Pourquoi refaire le revêtement des routes avec des gravillons ?

L'essentiel, c'est que c'est bon marché, efficace pour prolonger la durée de vie du revêtement de la route et, si vous respectez la limite de vitesse recommandée (généralement 30 km/h), sans danger pour vous ou votre moto, affirment les planificateurs routiers. Ils disent que les problèmes surviennent lorsque les gens roulent trop vite et qu'ils dérapent sur le gravier meuble ou que leur pneu avant projette une pierre à travers leur radiateur. Ou encore, un autre véhicule roule à vive allure et vous envoie un caillou, brisant un phare ou écaillant votre peinture. Mais ce n'est pas toujours le cas ; même à basse vitesse, une moto peut perdre le contrôle sur le gravier - sans parler du nettoyage du bitume collant et goudronneux sur votre moto par la suite.

Pourquoi les nids-de-poule et les bosses apparaissent-ils ?

Les nids-de-poule sont causés par la pénétration d'eau dans la chaussée.
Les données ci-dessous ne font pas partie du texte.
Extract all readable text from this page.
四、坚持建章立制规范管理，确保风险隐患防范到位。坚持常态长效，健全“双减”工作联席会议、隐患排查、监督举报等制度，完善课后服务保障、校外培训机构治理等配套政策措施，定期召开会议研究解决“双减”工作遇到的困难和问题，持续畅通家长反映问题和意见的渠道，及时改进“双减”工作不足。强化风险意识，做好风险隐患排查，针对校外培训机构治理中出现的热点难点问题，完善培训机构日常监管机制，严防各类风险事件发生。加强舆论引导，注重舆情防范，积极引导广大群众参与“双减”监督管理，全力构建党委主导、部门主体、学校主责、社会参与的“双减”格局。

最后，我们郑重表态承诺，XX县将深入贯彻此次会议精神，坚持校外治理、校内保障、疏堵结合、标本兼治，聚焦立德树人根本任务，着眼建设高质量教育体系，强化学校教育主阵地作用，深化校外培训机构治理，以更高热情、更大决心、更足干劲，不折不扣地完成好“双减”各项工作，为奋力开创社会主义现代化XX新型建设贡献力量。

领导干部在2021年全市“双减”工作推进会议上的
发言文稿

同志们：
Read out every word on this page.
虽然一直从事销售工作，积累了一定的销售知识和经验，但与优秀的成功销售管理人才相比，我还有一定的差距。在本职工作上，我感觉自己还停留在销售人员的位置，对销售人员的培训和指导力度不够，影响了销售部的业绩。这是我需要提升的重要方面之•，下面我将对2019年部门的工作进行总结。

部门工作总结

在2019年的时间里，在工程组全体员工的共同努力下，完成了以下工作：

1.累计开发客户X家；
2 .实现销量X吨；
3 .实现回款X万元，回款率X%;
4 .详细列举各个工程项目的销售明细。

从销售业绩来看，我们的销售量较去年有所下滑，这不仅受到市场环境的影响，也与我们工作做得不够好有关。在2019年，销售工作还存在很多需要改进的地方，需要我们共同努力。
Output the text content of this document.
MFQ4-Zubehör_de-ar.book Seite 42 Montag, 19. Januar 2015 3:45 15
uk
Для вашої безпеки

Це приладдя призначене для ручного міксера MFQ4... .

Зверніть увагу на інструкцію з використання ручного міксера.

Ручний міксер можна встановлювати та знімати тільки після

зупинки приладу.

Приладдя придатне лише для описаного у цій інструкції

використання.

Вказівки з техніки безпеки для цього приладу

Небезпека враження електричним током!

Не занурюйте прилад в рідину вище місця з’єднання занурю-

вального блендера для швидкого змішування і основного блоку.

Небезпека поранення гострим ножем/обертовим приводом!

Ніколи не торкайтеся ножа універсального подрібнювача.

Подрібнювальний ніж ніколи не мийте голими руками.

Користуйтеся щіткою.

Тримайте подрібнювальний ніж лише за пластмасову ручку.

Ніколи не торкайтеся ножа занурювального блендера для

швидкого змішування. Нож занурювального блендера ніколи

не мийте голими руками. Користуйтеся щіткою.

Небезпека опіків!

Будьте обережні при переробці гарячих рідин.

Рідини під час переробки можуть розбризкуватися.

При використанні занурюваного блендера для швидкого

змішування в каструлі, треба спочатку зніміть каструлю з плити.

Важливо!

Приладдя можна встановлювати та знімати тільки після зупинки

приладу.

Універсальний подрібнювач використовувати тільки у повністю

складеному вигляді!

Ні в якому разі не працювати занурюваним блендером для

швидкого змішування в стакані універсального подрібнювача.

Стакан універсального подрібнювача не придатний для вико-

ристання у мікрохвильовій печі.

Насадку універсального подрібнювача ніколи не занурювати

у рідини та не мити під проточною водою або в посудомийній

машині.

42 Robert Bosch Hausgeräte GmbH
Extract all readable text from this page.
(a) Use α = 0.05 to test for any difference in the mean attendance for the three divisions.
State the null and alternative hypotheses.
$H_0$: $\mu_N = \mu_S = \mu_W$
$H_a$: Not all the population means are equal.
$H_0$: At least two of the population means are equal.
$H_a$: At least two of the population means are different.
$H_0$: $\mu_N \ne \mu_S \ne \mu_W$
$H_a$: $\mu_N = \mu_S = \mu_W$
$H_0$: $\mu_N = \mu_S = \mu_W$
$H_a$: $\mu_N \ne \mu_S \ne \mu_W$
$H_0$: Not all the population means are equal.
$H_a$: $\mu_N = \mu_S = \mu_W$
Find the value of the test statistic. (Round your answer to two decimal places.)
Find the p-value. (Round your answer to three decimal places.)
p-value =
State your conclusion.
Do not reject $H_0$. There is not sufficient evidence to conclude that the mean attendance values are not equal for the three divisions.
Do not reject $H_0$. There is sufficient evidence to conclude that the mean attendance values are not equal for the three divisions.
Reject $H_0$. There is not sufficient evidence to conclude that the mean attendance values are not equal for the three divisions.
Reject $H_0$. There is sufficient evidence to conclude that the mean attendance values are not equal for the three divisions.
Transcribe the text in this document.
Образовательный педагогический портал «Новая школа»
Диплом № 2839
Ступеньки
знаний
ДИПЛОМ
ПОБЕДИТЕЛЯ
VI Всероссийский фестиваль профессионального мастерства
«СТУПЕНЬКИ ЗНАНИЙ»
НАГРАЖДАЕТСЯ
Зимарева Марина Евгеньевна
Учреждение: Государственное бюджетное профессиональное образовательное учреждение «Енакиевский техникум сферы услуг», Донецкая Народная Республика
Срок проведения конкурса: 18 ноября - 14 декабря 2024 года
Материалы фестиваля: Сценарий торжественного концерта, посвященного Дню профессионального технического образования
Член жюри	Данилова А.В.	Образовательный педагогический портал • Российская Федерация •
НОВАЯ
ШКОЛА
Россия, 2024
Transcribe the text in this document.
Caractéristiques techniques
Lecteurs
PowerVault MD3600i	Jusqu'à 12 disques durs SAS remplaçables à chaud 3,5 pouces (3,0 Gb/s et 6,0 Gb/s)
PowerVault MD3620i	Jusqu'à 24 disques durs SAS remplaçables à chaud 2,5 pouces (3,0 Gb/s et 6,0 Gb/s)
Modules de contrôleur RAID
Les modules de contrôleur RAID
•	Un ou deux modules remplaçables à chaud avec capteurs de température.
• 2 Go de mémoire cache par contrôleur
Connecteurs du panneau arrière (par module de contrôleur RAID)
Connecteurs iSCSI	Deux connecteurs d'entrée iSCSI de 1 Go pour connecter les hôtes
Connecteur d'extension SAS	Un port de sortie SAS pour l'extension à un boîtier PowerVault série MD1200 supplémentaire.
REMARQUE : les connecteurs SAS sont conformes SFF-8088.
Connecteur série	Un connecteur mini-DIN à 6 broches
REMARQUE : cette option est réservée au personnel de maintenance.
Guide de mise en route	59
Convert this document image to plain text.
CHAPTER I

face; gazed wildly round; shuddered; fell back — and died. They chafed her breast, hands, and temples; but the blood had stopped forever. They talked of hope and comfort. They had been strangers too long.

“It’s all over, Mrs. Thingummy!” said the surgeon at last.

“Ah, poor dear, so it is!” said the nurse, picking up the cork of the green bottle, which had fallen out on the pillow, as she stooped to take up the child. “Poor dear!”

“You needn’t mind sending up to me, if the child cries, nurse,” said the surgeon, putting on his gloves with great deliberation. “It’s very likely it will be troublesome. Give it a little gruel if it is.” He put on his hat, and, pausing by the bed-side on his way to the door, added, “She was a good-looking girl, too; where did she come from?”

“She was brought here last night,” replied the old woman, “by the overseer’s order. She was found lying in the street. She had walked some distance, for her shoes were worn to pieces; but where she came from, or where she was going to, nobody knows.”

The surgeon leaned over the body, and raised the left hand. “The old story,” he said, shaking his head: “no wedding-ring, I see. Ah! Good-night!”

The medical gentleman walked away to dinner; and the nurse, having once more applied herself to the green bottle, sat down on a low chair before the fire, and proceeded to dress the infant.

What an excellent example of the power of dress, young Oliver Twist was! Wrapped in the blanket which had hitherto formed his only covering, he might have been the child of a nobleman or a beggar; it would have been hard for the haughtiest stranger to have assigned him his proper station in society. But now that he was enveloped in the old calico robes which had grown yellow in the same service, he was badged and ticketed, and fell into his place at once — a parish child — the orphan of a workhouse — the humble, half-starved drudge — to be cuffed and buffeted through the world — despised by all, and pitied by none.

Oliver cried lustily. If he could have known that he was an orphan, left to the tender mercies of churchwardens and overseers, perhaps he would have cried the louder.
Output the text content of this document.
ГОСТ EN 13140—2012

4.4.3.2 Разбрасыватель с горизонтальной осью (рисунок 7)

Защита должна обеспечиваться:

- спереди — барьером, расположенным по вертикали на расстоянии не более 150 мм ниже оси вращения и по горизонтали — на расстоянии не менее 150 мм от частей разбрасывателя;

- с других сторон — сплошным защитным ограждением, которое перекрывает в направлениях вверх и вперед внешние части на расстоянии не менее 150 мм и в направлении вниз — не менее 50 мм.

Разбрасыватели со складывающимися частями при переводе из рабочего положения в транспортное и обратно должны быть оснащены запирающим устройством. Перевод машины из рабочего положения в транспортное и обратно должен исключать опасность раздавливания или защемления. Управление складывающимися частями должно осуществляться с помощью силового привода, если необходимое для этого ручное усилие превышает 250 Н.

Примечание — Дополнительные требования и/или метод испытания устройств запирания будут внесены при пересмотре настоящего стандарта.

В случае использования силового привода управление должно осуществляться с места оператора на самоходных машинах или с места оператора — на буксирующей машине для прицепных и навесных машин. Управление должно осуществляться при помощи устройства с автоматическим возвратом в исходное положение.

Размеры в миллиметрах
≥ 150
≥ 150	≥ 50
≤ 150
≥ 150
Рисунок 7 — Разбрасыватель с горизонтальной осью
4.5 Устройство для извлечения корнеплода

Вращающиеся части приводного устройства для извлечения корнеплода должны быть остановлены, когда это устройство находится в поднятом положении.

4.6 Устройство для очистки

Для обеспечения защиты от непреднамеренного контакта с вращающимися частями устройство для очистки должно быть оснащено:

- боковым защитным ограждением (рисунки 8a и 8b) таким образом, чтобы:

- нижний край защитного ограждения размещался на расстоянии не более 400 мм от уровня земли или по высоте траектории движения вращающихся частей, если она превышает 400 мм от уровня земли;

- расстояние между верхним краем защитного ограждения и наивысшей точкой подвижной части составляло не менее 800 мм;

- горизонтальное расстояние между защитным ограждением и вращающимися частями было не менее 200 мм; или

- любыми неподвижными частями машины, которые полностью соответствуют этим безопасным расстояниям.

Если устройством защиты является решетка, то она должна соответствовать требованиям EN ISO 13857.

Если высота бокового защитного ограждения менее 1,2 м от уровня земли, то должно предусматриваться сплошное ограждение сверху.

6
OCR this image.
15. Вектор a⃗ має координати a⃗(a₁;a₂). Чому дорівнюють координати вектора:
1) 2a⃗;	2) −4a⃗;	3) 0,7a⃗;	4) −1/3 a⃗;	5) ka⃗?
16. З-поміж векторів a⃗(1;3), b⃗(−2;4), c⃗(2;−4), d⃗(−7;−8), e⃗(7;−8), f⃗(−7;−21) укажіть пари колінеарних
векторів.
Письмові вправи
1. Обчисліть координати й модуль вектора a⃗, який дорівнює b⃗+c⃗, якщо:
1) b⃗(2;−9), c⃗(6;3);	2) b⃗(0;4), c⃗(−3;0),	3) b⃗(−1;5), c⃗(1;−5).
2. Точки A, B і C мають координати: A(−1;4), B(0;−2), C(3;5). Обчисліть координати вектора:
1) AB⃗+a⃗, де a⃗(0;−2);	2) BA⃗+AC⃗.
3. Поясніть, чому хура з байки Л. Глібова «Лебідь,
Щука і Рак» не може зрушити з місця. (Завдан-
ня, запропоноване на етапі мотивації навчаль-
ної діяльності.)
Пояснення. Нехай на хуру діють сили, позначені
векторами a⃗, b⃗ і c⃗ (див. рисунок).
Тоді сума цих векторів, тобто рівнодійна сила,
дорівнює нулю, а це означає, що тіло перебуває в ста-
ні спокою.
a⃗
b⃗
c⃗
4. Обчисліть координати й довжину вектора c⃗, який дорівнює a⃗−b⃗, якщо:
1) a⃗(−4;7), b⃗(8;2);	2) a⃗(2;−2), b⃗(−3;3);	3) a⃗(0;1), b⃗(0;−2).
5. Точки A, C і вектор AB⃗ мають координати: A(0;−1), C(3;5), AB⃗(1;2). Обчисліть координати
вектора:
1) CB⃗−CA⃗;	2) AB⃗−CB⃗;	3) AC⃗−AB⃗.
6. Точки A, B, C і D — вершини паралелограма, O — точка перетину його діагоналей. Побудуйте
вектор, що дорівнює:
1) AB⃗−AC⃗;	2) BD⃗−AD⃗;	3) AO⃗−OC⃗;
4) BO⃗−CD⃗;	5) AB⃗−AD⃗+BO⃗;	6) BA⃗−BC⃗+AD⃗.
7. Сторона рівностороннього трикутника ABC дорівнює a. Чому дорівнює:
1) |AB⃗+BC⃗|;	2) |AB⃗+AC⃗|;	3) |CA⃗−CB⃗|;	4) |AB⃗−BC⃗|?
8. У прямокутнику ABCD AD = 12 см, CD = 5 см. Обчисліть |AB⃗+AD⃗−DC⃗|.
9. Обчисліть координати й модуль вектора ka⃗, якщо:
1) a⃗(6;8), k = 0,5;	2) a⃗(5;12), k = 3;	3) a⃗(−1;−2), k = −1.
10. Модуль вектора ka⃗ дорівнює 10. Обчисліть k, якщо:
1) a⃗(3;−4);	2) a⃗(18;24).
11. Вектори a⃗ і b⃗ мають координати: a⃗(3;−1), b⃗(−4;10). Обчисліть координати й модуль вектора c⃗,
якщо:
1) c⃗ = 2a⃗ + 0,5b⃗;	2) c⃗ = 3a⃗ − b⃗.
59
Un bon drainage est essentiel à la longévité d'une route – l'eau érode, corrode (dans le cas du sel de déneigement) et détruit généralement les couches de la route. Ou, comme c'est le cas dans certains pays, les cycles météorologiques hivernaux qui impliquent des gels (dilatation) puis des dégels (contraction) répétés vont rapidement briser et effondrer des sections de route. Et tant que le trafic circule sur les dégâts, la situation s'aggrave.

Quant aux bosses, elles sont causées par de mauvaises conditions de sol, des racines d'arbres ou une mauvaise conception et construction de routes ; par exemple à l'entrée de virages serrés où le freinage violent de gros véhicules fait onduler la surface de la route, ou encore par l'usure des rainures due à un usage répété. Mais en général, lorsqu'un revêtement routier vieillit et s'use, le liant de l'asphalte se détériore, ce qui laisse le granulat exposé et abrasif - qui devient alors trop poli et glissant.